Will man die Klimabilanz eines E-Autos umfassend errechnen und mit der eines herkömmlichen Autos vergleichen, muss man den Betrieb, die Herstellung des Autos inklusive aller Zulieferteile, Produktion und Transport des Kraftstoffes berücksichtigen. Kein Wunder, dass entsprechende, seriöse Studien oft hunderte von Seiten zählen und sich eher schlecht für knackige Aussagen in Talkshows oder Zeitungskommentaren eignen.

Das E-Auto ist nicht perfekt – aber klimaschonender als der Diesel

Fangen wir mit dem Einfachsten an: Der (indirekte) CO2-Ausstoß eines Elektroautos beim Betrieb lässt sich mit den einfachen Grundrechenarten bestimmen und mit dem eines Diesels oder Benziners vergleichen. Alles, was man dazu braucht, sind realistische Verbrauchsdaten und die Zahlen zur CO2-Emission von Diesel, Benzin und der Produktion des deutschen Durchschnittstroms, auch Strommix oder „Graustrom“ genannt. Beides ist öffentlich zugänglich. [1, 2, 3, 4]

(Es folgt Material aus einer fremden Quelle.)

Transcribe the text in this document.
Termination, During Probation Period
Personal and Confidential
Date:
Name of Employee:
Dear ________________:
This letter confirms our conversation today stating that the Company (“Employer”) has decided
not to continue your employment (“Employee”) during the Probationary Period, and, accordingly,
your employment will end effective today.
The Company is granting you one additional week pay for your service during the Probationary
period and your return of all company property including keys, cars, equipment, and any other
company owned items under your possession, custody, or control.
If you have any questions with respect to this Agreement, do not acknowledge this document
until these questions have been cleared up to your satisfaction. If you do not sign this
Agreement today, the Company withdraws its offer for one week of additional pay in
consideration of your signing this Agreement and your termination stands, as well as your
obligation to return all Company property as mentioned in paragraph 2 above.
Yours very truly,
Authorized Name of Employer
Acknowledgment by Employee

Ein Elektroauto kann zwischen 10 und über 35 Kilowattstunden (kWh) Strom je 100 Kilometer verbrauchen. Wie viel genau, hängt von vielen Faktoren ab: Von der Leistung des Motors, dem Cw-Wert der Karosserie (Luftwiderstand), dem Gewicht, den gefahrenen Geschwindigkeiten (die den Luftwiderstand noch stärker beeinflusst als der cw-Wert), von der Effizienz des Antriebsstranges, der Temperatur, dem Wetter, dem Straßenzustand und vom persönlichen Fahrstil. Das wohl beste Gesamtbild erhalten wir, wenn wir alle E-Autos mit allen Dieseln und Benzinern vergleichen.